Creating Ads people want to click Get your ads noticed with these simple tips! Consumers have been conditioned by a flood of spammy banner ads to distrust and ignore online advertisements, which makes your job as a legitimate advertiser more difficult. Using your allotted space, you have a tiny window of opportunity to catch the viewer’s eye, and more importantly, overcome their misgivings and entice them to click through. These simple tips will help you win over potential customers and make your advertising dollars more effective.

1. Keep your ad specific

You might be tempted to generalize to reach a broader audience, but you need to accept that you won’t reach everyone with a single ad. If you sell outdoor gear, for example, don’t expect users to click on some vague ad about camping in search of something that might be useful to them. Instead, create individual ads for hot items in your inventory: hiking boots, tents, utility knives, whatever, so that someone interested in buying a utility knife can get right to it. Anything you can do to shorten the distance between clicking your ad and making a purchase is worth the effort.

2. Pay attention to keywords

Because the average consumer is unlikely to give your ad more than a glance, using keywords that spark their interest is more likely to get their attention than elegant prose. Creativity is essential to a good ad, but don’t neglect to include the specific words a potential customer is looking for. Google automatically bolds any words or phrases in your ad that were included in the user’s search–so the more of these keywords you include, the more your ad stands out. It’s the same principle as item 1–don’t make the customer do your job for you. Ads that succeed offer exactly what the customer is looking for, in the clearest language possible.

3. Invite the user to act

This is more than inviting them to “find out” or “learn more” about your product. An effective ad might say, “Book your hotel today for 15% off”, or “Get a free quote in five minutes”. The idea is that nobody wants to “learn more” about hotels or insurance–they want to get a quote, book a room, and get on with their lives. The customer should know exactly what’s in it for them–why they want to click your ad.

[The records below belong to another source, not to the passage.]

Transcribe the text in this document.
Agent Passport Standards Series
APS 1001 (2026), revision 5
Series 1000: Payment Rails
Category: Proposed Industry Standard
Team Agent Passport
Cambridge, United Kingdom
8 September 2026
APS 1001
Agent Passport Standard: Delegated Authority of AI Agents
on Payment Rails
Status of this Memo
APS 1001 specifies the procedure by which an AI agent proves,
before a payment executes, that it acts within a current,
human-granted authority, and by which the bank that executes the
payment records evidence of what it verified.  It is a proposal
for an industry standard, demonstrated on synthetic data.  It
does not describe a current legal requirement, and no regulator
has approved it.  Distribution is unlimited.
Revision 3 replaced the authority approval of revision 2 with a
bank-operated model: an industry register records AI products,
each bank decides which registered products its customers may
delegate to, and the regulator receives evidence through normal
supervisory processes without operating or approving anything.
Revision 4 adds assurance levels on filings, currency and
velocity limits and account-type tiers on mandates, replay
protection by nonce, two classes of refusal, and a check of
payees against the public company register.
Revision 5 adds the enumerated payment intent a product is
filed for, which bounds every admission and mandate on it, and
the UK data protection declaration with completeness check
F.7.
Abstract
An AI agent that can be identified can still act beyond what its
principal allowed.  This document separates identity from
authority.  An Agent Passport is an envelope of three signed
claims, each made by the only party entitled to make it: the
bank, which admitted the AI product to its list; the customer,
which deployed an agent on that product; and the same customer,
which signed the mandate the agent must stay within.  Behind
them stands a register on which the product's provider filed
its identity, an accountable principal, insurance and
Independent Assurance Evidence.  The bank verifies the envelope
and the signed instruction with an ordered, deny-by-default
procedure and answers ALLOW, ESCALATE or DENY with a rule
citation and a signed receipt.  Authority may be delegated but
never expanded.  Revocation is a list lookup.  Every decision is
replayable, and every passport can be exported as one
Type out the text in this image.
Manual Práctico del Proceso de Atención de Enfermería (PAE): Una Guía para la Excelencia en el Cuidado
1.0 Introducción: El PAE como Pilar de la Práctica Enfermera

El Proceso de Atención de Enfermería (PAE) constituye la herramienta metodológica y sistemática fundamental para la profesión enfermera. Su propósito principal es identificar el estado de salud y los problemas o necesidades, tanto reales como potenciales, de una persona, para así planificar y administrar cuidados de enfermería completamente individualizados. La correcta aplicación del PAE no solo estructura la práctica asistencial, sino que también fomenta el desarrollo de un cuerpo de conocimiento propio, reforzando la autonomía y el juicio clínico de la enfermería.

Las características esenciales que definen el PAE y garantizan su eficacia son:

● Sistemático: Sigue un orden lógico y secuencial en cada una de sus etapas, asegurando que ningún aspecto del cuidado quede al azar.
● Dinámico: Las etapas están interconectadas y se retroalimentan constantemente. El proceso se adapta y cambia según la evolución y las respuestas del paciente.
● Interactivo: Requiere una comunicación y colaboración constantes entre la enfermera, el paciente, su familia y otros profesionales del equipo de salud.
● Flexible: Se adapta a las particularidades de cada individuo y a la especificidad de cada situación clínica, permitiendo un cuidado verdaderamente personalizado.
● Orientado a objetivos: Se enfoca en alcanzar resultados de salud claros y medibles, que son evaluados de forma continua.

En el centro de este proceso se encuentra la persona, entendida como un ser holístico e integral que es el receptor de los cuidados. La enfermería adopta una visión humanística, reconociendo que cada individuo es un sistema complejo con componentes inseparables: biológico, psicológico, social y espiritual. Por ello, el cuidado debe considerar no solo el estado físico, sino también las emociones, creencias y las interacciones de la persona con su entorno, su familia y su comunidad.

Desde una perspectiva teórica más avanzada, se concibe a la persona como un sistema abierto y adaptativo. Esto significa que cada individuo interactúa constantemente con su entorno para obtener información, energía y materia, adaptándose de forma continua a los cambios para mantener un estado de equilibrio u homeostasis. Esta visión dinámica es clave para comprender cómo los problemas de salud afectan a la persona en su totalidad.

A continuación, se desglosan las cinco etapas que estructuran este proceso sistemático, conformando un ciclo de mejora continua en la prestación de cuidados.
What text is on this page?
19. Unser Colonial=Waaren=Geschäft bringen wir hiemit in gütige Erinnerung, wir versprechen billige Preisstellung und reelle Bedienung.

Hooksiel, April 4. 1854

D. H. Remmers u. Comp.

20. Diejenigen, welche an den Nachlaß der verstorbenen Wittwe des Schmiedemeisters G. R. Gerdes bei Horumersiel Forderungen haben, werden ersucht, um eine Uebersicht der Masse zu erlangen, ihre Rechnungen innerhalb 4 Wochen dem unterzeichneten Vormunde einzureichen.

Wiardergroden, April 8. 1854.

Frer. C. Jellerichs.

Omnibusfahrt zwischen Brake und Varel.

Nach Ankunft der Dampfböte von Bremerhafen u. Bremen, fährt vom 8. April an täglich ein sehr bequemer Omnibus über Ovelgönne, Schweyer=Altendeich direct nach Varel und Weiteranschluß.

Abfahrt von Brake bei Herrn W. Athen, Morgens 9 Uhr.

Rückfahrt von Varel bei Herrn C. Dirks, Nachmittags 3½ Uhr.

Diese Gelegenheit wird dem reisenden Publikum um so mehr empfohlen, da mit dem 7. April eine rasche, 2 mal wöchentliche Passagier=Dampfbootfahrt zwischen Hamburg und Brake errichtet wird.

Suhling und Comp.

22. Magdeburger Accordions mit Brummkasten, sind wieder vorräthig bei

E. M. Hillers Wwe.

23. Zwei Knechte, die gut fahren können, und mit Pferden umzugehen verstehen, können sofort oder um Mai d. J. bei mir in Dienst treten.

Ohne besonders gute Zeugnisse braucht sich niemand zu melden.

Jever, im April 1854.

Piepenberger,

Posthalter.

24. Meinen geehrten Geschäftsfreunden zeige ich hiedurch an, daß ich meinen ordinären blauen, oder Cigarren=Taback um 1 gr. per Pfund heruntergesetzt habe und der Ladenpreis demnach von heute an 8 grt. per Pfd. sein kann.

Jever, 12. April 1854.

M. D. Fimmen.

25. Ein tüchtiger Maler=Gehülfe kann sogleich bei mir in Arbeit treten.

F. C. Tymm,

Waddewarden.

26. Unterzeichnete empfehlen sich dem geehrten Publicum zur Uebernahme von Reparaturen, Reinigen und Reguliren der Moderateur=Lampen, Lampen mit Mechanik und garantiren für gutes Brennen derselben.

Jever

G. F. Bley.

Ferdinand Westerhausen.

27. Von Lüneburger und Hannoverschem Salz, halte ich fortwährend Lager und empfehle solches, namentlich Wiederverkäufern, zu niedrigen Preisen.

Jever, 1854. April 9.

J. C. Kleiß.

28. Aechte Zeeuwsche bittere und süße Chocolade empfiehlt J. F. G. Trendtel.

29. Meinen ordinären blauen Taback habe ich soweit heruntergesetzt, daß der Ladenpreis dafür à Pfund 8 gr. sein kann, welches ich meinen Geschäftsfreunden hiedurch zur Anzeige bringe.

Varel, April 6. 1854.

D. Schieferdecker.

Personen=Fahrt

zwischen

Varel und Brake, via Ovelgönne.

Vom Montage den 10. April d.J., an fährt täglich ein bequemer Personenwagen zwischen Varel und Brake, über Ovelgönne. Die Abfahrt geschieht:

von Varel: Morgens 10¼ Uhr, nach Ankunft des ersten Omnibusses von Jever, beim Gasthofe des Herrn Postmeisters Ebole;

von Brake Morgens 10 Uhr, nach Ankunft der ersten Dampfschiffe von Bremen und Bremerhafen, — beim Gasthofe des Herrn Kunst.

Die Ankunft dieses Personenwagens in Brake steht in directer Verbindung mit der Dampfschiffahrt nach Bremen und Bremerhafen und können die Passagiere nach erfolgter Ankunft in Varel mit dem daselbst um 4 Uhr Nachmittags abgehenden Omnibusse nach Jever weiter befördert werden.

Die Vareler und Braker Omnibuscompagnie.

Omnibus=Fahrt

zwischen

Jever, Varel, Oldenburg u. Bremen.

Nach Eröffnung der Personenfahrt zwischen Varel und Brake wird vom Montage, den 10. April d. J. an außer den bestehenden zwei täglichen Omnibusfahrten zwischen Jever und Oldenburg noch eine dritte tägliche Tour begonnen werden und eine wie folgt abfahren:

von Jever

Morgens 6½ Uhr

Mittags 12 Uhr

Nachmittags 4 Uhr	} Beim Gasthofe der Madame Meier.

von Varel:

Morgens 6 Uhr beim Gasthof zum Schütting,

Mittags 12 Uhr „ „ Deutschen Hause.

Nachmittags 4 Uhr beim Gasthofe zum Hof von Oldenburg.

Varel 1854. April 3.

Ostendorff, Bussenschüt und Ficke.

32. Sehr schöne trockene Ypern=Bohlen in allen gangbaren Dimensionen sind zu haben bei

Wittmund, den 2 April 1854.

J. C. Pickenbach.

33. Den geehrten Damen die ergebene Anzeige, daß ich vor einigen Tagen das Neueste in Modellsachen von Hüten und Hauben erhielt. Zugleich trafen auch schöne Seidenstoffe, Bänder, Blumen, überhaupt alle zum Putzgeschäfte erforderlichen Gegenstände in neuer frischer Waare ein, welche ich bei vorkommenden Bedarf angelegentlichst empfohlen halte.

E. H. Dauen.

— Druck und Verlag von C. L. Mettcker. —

4. Be (slightly) different from your competitors

The limitations of specificity and including keywords may limit your creativity a little bit, but strive to make your ad stand out by incorporating a small twist. Ads for most common services stick tight to formula, so when you Google “flash games” you get three or four nearly identical ads, which is great news for the one advertiser who shakes it up–for example, you might offer “quick flash games” or “shooter flash games”. If their ads are vague and yours are specific, you give customers a reason to click, while your competitors’ ads look like background noise.

5. Pay attention to grammar, spelling, and style

A well-written ad isn’t guaranteed to succeed, but a poorly-written one is almost guaranteed to fail. Your ad doesn’t have to be poetry, but nothing raises red flags for a consumer (and Google) quicker than poorly-written copy. Overseas spam farms have trained savvy consumers to immediately associate incorrect English with scams and malware; so unless you want your ad to look like it was written by a deposed Nigerian prince, write carefully.

6. Keep an eye on your analytics

The previous five have been general rules, but your advertising model will have its own quirks that can’t be summed up so neatly. Over time, you can learn everything you need to know just by seeing what works. It’s easy to figure out how much you’re paying for each sale that comes through your ads, so set a threshold (“Each sale shouldn’t cost me more than X amount, or X percent of the sale price), and set a time limit to pull the plug on underperforming ads. When you decide to modify your ad, make only one tweak at a time, so you can isolate which factors are working and which aren’t.